However, sentiment seems to be shifting. Its share price has now shot up by more than 80% in the last three months, fuelled in part by speculation that that Morrisons may be thinking about using Ocado to keep pace with Tesco and Asda online. And now it has officially ended a quarter in the black for the first time, there’s finally some concrete evidence that Ocado's business model can deliver in its own right, despite the challenge of these heavyweight food-floggers. Its shares jumped another 5% to 228p this morning.
Before we get too carried away, it’s worth putting this into context. This is Ocado’s first set of full-year results since flotation, and despite that £300k profit for Q4, it still slumped to an annual loss of £12.2m. So the doubters won't be instantly won over; this is just one three-month period, after all (albeit one where you'd have expected it to suffer in the snow).
On the other hand, Ocado's story is looking more compelling all the time. Gross sales were up 29% to £551m; its average orders per week were up by almost a third to 92,916 (and it allegedly delivered 99% of them exactly as ordered). And that £12.2m pre-tax loss was still 52% lower than the £25m loss it made in 2009 – while if you strip out the £3.5m in one-off costs from the IPO, its adjusted loss was actually £8.7m, down 65%.

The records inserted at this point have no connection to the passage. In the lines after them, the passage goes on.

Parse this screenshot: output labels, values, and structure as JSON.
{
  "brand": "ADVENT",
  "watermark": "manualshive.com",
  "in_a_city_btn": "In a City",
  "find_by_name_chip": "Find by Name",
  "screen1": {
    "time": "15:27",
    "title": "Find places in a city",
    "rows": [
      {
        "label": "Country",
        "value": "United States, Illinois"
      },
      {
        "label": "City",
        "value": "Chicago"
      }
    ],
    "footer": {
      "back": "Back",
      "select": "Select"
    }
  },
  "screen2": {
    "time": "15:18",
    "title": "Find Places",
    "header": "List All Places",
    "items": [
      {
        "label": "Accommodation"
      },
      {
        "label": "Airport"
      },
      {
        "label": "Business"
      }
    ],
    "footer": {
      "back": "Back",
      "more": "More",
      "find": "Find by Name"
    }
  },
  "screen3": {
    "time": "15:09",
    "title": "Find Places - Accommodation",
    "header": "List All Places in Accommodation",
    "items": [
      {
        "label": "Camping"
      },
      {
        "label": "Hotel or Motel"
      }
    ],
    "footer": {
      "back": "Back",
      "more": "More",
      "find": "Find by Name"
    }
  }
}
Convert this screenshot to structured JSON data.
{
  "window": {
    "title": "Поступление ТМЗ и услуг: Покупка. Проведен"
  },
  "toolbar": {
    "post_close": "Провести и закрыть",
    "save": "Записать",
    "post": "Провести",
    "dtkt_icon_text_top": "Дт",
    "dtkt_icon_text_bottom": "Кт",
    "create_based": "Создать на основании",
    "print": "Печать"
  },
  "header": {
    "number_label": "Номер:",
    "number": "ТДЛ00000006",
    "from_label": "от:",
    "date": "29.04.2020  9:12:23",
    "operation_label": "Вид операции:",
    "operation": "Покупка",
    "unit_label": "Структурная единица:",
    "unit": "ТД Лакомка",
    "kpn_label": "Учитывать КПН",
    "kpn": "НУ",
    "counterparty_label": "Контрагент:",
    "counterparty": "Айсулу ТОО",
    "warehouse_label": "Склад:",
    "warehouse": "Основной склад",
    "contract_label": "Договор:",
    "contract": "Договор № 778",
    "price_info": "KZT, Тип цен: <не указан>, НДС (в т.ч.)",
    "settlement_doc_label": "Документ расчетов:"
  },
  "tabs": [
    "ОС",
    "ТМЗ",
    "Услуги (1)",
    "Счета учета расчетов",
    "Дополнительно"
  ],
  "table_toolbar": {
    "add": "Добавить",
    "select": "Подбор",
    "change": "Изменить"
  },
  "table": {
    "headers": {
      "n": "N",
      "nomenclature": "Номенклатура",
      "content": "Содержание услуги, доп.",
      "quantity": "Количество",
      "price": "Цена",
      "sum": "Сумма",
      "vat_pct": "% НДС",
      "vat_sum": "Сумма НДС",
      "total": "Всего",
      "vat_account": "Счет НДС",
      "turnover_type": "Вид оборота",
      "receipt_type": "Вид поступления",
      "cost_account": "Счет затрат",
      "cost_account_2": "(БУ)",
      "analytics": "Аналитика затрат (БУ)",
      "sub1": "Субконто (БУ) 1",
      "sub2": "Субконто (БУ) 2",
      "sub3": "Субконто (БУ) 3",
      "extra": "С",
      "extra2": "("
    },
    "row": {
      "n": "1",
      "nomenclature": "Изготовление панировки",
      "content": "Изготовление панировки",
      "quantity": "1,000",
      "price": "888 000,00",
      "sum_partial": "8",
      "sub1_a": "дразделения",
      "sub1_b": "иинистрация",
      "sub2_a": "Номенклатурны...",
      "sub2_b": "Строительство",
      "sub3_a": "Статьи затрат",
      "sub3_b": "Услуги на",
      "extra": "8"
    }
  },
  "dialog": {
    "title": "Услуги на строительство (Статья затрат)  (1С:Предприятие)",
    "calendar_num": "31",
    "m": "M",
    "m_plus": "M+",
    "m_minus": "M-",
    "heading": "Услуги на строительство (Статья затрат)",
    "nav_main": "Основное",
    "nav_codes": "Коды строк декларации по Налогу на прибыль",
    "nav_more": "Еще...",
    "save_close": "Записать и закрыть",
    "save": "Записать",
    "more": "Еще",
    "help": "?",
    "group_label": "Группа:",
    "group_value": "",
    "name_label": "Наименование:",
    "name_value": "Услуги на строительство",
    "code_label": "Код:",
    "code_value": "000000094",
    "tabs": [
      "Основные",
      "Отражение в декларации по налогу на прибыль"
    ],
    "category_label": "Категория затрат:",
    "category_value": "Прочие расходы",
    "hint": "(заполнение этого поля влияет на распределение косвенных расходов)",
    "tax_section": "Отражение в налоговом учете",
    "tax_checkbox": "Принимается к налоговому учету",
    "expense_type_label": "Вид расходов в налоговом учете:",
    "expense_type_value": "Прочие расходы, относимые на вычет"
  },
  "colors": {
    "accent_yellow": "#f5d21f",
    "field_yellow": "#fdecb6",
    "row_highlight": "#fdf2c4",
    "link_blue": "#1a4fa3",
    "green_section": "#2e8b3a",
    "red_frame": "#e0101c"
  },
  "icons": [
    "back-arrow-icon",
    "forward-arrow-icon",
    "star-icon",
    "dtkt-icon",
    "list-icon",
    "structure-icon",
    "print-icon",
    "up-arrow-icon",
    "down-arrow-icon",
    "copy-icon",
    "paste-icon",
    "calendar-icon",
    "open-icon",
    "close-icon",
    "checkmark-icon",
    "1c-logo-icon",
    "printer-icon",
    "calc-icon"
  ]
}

Chief executive Tim Steiner described it as ‘a landmark year for Ocado... we have delivered on the targets set out at the flotation,' he crowed, noting the record numbers of customers and sales, plus the not-insignificant fact that it actually made some money. OK, so it's only one quarter - but hitting this milestone in your first year as a public company is a great way to create/ keep up momentum. The markets may initially have been a bit cool on Ocado's fridges-on-wheels. But it looks as though they're warming to the idea very quickly.